The search giant intends to train its chatbot using open data from around the web
Google will train its Bard chatbot with open data from around the web. Gizmodo journalists drew attention to this, noticing changes in the company's privacy policy.
As noted in the publication, initially Google initially announced the use of open data only for training the online translator Google Translate. However, in the updated terms of use dated July 1, 2023, the search giant explicitly talks about using open-source data to train the Bard chatbot. Google also intends to use open data to train the Cloud AI service.
"Google uses information to improve our services and develop new products, features and technologies that benefit our users and society. For example, we use publicly available information to train Google's artificial intelligence models and create products like Google Translate, Bard and Cloud AI," the updated document says.
Gizmodo notes that the innovations are unprecedented for Google. Previously, the company recognized that it could use the information for its own purposes, but took it exclusively from its own products. Now the search giant has bluntly announced plans to use any available information on the Internet. The publication believes that Google's actions will raise a wave of discussions on the topic of data privacy on the network.
Innovation at the expense of users
Google is far from the only company that has profited from user data to train AI-powered products. For example, OpenAI's acclaimed chatbot ChatGPT built up its knowledge base for free with the help of open data on Reddit. This ambiguous practice led to the fact that Reddit closed free access to its API gateway.

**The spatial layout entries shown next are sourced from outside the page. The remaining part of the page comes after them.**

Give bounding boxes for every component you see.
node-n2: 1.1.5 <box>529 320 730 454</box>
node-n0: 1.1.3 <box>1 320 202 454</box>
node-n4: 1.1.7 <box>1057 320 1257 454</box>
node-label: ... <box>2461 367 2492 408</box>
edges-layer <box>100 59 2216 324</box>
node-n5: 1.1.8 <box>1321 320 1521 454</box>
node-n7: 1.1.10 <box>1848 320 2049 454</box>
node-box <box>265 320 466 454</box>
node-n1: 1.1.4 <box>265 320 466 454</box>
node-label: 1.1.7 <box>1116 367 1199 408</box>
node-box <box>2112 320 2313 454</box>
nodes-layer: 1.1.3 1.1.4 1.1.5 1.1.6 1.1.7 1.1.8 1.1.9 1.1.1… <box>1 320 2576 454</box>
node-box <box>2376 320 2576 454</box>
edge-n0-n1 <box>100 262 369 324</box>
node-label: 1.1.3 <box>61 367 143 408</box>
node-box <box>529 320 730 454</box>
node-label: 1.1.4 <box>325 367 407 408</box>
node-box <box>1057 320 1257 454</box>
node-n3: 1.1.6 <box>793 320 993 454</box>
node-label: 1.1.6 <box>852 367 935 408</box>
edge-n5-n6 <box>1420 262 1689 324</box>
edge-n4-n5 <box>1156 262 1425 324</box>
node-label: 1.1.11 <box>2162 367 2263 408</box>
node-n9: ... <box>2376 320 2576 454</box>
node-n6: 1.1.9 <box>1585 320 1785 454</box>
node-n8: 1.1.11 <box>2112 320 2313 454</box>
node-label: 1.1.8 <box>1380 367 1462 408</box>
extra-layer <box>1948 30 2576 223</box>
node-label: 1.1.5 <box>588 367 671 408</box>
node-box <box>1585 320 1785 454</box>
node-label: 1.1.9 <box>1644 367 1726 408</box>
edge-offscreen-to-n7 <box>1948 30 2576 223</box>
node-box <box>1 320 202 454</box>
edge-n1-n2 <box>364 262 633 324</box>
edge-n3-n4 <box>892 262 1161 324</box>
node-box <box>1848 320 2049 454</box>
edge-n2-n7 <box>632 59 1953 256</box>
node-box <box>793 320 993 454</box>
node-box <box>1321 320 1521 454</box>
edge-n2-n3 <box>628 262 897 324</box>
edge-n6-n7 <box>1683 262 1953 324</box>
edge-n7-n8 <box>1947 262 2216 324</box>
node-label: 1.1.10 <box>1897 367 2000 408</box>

Many Reddit communities soon announced protests against the unilateral decision of the site's management. According to the calculations of a Twitter user under the nickname aakashg0, almost half of all Reddit communities went on strike. However, the protest did not affect the decision of Reddit's top managers.
The head of Reddit, Steve Huffman, considers the changes justified. According to him, the company must be self-sustaining and can no longer subsidize commercial organizations that require "large-scale use of data."